July 18, 2023

The Divine Intersection of Tradition and Art: the Kyoto Gion Festival

What is the Gion Festival?

Gion Festival Naginata-Hoko
Naginata hoko

The Gion Festival(Gion Matsuri), one of the three grand festivals of Japan, is a magnificent celebration held in Kyoto for an entire month every July. With a rich history that spans back an astonishing 1154 years, the festival originated as a purification ceremony to fend off epidemics, known as the Goryoe, focusing on Yasaka Shrine. Over the centuries, this glorious tradition has been upheld and protected by the locals, referred to as Yamaboko-cho. As a result, an incredible 1.8 million people flock to Kyoto each year to revel in the grandeur and beauty of the Gion Festival.

Enjoying the Gion Festival

A Parade of Lavishly Decorated Floats across the City Streets

One of the defining features of the Gion Festival is the sight of intricately decorated floats known as Yama and hoko parading through the city streets.
Each adornment on these floats embodies fine arts and traditional Japanese craftwork. Among these, the textiles stand out, incorporating Nishijin weaving, Persian rugs, and a vibrant assortment of international fabrics from China, Belgium, and India – all precious enough to be considered national cultural assets.
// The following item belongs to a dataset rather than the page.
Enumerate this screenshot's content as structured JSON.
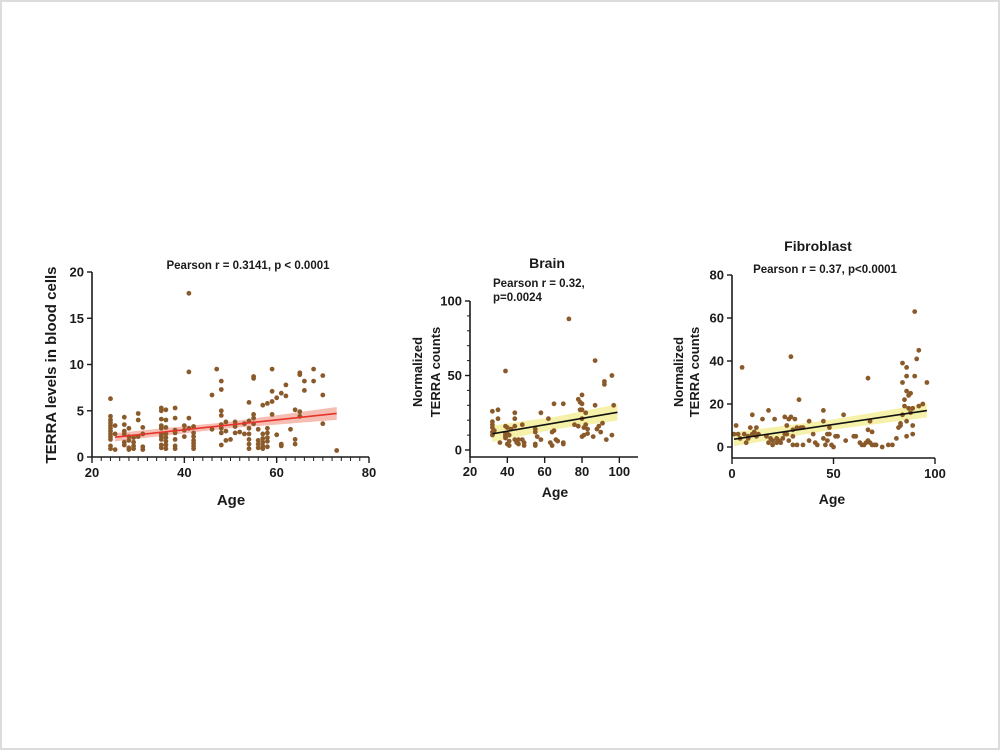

With masterpieces from Kyoto’s top artists also gracing the floats, they are aptly referred to as “moving art museums.”

Gion Festival Naginata-Hoko
Decoration of Naginata hoko
Gion Festival Naginata hoko roof
Naginata hoko roof
Gion Festival Iwato yama roof
Iwato yama roof

A particular spectacle is the ‘Tsujimawashi’, a thrilling maneuver to turn the floats, which can only move in straight lines, at intersections. This crucial turn, executed over planks of bamboo and accompanied by chants, while the 10-ton float is rotated 90 degrees, is an exhilarating scene teeming with energy.

Gion Festival Naginata-Hoko Tsujimawashi
Naginata hoko making a Tsujimawashi at Kawaramachi-Oike

The Eve of the Yama-hoko Parade: Emotional Yoiyama

“Yoiyama” refers to the three days preceding the Yama-hoko parade. During this period, as the light of paper lanterns fills the city, you can admire the Yama-hoko floats up close. Additionally, an age-old tradition known as the “Byobu Matsuri” takes place in the old houses and long-established shops in the area. This custom involves showcasing precious art pieces owned by the houses, providing a unique opportunity for visitors to appreciate the meticulously preserved artworks and crafts.

Gion Festival Yoiyama 2023
Yoiyama on Shijo Street

The True Stars of the Gion Festival: The Sacred Mikoshi Shrines

While there are numerous ceremonies and events during the Gion Festival, the parade of the Yama-hoko floats undoubtedly draws the most attention. However, the actual climax and stars of the festival are the three ‘Mikoshi’, portable shrines carrying the deities of Yasaka Shrine, paraded around the city during the Divine Procession and the Return Procession to ward off calamities. These Mikoshi, marching from evening to night, enveloped in an air of sanctity, symbolize the pinnacle of the festival.

Gion Festival Shinkosai
Three Mikoshi gather in front of Yasaka Shrine


The Gion Festival is a brilliant fusion of Japanese tradition and art. Its scale and beauty captivate all who attend. It is a must-see event for those interested in Japanese culture and Kyoto’s traditional craftwork. Why not experience a summer in Kyoto with the Gion Festival and immerse yourself in its wonder?